So, I was a tester on Superman Returns. I specifically scrolled down through the article to see if you gave it a mention because to me the way Arkham treats civilians feels almost like a reaction to Superman Returns' failure to execute on its concept.
I saw the design documents. It was an interesting concept. I honestly can't remember the difference between the mechanics in some of the early versions I tested and what actually got released to the public, so my post is going to be a little nebulous and might not reflect the game as released.
The idea was that Superman is basically invincible. So instead of giving him a health bar, the city would have a health bar. And this wasn't just about physical damage dealt to the city, but about the city's faith and trust in Superman as its protector. So you could actually interact with civilians as Superman and affect the meter. You could punch civilians, and the meter would go down. You could wreck cars and street lights and newspaper stands, and the meter would go down. You could pick civilians up and drop them from the top of a building, and the meter would go down. But you could also save civilians. I forget how the mechanics were supposed to work, but if you saw someone on the ground injured, you could pick them up and move them somewhere else and it would save them, or something. I think there were ambulances you could drop them near. This would make the meter go back up.
It was a little bit like a primordial version of how you can grind good/bad karma in inFamous. Except as a DC licensed character tied to a major motion picture, they couldn't exactly have Superman go full renegade. Being a jerk meant an eventual game over.

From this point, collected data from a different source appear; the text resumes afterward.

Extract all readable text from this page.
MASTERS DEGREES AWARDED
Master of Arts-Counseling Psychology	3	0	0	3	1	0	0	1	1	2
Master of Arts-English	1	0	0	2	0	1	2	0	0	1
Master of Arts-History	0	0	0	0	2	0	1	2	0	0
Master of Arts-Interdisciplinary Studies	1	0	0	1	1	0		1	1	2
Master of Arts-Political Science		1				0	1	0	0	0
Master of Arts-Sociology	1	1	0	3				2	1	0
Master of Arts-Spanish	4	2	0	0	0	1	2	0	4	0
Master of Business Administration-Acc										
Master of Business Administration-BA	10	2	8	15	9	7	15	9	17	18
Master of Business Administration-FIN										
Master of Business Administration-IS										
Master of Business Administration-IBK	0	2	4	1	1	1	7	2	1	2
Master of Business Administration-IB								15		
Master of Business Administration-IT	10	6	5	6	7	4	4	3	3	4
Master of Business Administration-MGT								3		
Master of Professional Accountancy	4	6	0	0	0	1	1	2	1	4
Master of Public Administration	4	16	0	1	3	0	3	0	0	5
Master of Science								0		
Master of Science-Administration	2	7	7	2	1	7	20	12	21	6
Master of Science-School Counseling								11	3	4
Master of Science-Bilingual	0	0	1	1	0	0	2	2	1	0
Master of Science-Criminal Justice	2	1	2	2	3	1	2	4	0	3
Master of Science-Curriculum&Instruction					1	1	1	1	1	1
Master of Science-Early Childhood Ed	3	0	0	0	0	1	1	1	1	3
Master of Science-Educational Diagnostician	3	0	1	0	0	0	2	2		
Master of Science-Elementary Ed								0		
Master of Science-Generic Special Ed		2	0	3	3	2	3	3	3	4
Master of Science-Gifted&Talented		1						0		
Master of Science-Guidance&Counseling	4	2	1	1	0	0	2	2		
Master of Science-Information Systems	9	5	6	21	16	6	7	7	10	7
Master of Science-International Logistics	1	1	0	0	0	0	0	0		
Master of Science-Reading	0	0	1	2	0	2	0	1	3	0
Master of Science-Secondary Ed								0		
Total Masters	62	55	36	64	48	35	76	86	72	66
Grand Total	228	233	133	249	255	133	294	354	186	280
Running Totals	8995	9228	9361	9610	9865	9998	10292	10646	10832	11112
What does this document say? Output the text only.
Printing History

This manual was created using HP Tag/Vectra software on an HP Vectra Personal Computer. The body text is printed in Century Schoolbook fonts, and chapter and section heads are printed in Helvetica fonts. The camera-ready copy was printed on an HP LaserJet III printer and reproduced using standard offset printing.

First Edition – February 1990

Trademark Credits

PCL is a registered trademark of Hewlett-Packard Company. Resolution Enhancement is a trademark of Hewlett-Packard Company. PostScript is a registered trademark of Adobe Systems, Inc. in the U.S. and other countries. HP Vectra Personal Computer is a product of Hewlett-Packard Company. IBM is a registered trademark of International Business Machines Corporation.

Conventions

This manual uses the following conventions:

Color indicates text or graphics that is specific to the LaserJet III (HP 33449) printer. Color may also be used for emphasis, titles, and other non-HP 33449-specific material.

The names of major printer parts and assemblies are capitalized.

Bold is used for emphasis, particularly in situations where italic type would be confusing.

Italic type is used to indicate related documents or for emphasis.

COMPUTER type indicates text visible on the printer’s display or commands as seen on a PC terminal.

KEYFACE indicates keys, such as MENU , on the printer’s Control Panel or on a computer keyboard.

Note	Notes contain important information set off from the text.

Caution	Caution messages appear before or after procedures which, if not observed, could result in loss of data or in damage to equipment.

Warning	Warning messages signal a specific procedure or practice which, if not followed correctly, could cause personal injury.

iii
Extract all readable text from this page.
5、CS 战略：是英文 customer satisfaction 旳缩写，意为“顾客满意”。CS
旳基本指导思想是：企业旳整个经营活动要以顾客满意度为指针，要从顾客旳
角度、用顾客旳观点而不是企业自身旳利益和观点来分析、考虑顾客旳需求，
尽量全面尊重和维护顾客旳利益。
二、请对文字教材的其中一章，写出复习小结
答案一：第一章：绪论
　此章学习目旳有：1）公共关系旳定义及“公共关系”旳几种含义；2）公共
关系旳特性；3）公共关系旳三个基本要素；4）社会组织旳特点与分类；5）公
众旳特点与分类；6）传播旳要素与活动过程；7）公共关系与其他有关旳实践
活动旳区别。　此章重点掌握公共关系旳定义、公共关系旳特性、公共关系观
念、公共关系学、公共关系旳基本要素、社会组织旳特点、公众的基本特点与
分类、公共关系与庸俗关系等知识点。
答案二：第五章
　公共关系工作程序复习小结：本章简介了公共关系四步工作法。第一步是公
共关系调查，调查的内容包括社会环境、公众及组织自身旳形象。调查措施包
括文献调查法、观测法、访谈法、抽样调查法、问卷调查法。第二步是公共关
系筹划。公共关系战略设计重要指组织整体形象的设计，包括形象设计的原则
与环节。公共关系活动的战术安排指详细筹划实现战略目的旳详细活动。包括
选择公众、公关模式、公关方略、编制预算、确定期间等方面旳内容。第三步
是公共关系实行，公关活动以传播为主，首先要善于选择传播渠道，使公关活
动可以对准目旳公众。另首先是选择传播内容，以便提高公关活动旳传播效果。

The idea that the failure state was Metropolis no longer trusting Superman to be its protector has merit, and is something that has been explored in other stories about Superman, but isn't one I remember being covered much, if at all, in the Superman Returns movie specifically. From what I vaguely remember of the movie, the city already trusts him pretty implicitly. It feels like an idea that would have fit into a Man of Steel movie game.
It's also way too nebulous and imprecise of a concept in the Superman Returns game. It's like losing because Superman loses faith in himself. He only loses because he believes he has failed at a personal standard he has set for himself about how much of the city he can allow to be destroyed. The karma system in inFamous, for all the criticism its received for being too ham-fisted and black-and-white, communicates the gameplay idea of either helping or harming citizens and gaining or losing their trust a lot more effectively.
Unfortunately, they were making a movie licensed brawler masquerading as an open world game that was supposed to launch on the same day as the movie's release, on a relatively new console, and they were trying to make it back-portable to the previous console generation. Oh, and the studio had only ever made Madden and NASCAR for like the past 10 years. Basically, it was scoped way too big, was trying to be too many things at once, and was extremely limited by the license.
The 5 month delay it got was required just to make the game run, basically. A lot was cut that didn't make sense or was counter-productive to the core gameplay of "being Superman", which was mostly punching robots and scripted boss fights. When I played inFamous, I remember feeling a bit like "this is the game the Superman Returns devs wished they could have made."
So, the point being, when you have a licensed character that has to be a good guy all the time in your story, it just seems ridiculous (and potentially a violation of your license) to have him going around punching civilians, or putting them in harms way. Making invulnerable civilians (which is what Superman Returns did) is greatly immersion-breaking, and makes it seem like the citizens are actually more powerful than the hero (since the hero can be defeated but the civilians can't). The Arkham devs just didn't want to deal with it. So they come up with a reason to get the civilians out of the game. inFamous had a lot more freedom because it was an original character and story, and they leveraged the presence of the civilians as part of the game's mechanics and story.